Earliest known Jewish community was mid-19th century. 1930 Jewish population was 111 Jews in Cesky Krumlov and 56 in nearby Vetrni (German: Wettern). Jewish families banished in 1494 with modern congregation constituted in mid-19th century. Native town of Israeli composer and violist Baruch Kobias (1895-1964). The probably landmarked Jewish cemetery originated in 1891. Spiro family members, owners of large paper mills in nearby Vetrni, are buried here. The last known probably Progressive/Reform Jewish burial was in 1945 (1967 an urn put here). The suburban flat land at the crown of a hill, separate but near cemeteries, has inscriptions in Hebrew on gate or wall, inscriptions on pre-burial house (German), and no sign, but Jewish symbols on gate or wall. Reached by turning directly off a public road, access is open with permission via continuous masonry wall and locking gate. The pre- and post-WWII size of cemetery is approximately 0.2 ha.
20-100 stones, most in original location, date from 1891-20th century. The marble and granite markers are flat shaped stones, finely smoothed and inscribed stones, flat stones with carved relief decoration or multi-stone monuments. Some have metal fences around graves. The cemetery contains no known mass graves or special sections. Within the limits of the site is a pre-burial house. Praha Jewish community owns the property used for Jewish cemetery and storage (Ceremonial hall has hay and straw storage). Adjacent properties are commercial or industrial and municipal cemetery. Rarely, private visitors stop. The cemetery probably was never vandalized. Local/municipal authorities and Jewish groups within country did work occasionally before 1988. There is no maintenance. Slight threat: vegetation.
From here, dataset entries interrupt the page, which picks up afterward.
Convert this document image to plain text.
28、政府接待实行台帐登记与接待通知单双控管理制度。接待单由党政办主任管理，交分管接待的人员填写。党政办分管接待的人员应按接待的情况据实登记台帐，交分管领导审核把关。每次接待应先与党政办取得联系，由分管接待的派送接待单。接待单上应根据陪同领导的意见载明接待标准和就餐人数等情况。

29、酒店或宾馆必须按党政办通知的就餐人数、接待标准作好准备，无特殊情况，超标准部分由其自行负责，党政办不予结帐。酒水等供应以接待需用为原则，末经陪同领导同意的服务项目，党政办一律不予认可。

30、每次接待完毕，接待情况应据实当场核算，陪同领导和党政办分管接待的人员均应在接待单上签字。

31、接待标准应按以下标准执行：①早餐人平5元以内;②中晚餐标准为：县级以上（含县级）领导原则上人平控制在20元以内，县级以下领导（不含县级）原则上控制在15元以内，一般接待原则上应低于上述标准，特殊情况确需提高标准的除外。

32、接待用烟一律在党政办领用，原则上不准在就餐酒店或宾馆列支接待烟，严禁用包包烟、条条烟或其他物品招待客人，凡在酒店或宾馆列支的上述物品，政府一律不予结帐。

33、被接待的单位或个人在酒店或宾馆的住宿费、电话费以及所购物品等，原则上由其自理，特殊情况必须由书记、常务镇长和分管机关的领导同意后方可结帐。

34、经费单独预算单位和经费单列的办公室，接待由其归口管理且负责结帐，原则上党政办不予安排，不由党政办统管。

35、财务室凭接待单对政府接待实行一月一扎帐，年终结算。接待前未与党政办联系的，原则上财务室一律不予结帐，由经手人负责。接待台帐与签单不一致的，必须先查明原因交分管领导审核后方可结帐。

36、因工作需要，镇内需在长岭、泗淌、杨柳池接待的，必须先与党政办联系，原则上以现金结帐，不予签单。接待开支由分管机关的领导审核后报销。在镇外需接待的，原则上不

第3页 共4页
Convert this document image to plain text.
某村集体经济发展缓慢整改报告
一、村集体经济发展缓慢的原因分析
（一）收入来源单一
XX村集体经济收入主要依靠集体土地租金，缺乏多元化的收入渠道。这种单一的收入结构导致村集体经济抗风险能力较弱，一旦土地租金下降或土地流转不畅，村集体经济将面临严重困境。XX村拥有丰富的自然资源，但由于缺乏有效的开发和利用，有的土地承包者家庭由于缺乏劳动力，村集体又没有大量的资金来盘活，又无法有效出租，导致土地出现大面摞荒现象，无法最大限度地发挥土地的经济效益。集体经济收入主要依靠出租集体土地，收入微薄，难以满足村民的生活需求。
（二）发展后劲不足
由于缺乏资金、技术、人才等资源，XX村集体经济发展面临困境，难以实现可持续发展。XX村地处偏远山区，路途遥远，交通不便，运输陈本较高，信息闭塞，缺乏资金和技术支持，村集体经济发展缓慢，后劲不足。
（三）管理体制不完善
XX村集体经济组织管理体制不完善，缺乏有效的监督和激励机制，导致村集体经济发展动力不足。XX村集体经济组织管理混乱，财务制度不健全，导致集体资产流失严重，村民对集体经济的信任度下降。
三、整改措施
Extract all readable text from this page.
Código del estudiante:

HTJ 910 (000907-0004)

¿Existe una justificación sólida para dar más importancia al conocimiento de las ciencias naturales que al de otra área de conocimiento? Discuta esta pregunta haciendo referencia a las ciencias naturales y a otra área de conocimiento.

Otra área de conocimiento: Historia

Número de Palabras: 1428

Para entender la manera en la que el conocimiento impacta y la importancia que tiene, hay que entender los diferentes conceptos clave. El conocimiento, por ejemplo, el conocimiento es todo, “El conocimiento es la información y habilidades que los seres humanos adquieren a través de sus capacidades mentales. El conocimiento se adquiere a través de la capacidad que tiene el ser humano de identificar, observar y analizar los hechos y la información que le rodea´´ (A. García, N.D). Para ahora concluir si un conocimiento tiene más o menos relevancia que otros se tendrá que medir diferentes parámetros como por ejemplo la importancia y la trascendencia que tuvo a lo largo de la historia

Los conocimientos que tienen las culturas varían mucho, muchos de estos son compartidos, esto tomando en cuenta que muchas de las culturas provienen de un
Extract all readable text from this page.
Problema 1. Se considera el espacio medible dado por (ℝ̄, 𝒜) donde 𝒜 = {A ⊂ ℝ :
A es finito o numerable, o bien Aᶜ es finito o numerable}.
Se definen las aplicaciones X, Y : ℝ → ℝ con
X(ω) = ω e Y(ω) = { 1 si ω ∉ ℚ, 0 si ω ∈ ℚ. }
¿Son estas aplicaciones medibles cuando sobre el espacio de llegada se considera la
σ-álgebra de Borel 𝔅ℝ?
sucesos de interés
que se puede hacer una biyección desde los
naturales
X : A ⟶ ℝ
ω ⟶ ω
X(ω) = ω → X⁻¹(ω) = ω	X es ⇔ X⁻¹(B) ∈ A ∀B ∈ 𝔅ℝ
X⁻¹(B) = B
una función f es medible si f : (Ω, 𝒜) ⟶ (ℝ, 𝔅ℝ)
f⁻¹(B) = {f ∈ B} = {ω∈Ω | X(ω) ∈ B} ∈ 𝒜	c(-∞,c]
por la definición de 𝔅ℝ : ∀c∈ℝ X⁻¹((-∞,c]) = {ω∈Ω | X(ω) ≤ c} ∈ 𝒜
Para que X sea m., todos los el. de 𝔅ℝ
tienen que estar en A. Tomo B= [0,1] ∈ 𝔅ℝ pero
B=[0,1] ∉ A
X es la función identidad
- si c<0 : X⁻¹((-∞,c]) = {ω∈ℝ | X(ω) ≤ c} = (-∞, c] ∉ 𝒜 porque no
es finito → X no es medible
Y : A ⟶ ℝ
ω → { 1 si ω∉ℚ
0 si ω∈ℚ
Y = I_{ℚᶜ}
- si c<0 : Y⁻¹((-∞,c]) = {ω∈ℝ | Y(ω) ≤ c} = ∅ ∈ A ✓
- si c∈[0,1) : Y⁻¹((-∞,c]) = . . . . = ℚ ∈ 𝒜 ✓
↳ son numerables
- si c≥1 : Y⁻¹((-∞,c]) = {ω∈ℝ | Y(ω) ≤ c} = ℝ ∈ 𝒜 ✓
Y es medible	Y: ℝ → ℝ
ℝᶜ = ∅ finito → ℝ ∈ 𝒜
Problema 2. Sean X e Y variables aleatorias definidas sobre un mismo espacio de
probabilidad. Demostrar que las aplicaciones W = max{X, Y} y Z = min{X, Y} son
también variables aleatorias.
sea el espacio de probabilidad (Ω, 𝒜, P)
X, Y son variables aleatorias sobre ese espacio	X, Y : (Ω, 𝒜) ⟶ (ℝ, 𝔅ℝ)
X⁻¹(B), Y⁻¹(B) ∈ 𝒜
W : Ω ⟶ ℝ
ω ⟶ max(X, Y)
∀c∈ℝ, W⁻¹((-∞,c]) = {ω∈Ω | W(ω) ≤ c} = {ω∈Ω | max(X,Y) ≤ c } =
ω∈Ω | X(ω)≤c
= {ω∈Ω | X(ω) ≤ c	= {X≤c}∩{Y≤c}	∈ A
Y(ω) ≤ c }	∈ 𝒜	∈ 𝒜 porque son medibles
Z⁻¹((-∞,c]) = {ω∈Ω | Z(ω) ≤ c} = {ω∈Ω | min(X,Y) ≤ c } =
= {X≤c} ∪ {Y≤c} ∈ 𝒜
Ph.Dr. Jan Podlesak, Bezdrevska 1021/8, 370 11 Ceske Budejovice; tel. office: 038/371-41 and Jiri Fiedler, Brdickova 1916, 155 00 Praha 5; tel. 02/55-33-40 completed survey on 8 Aug. 1992 using archives of Ph.Dr. J. Podlesak and Jan Herman: Jewish Cemeteries. (1980), Jahrbuch fuer die israelische Cultusgemeinden Boehmens (1893-4), Die Juden und Judengemeinden Boehmens (1934) and letters of Mestsky Urad Cesky Krumlov (1992) and regional connoisseur J. Kocnar (1983) and of local parish priest Milon Zemen, deceased (1983-1985). Other documentation exists but was not used because it was not available. The site was not visited.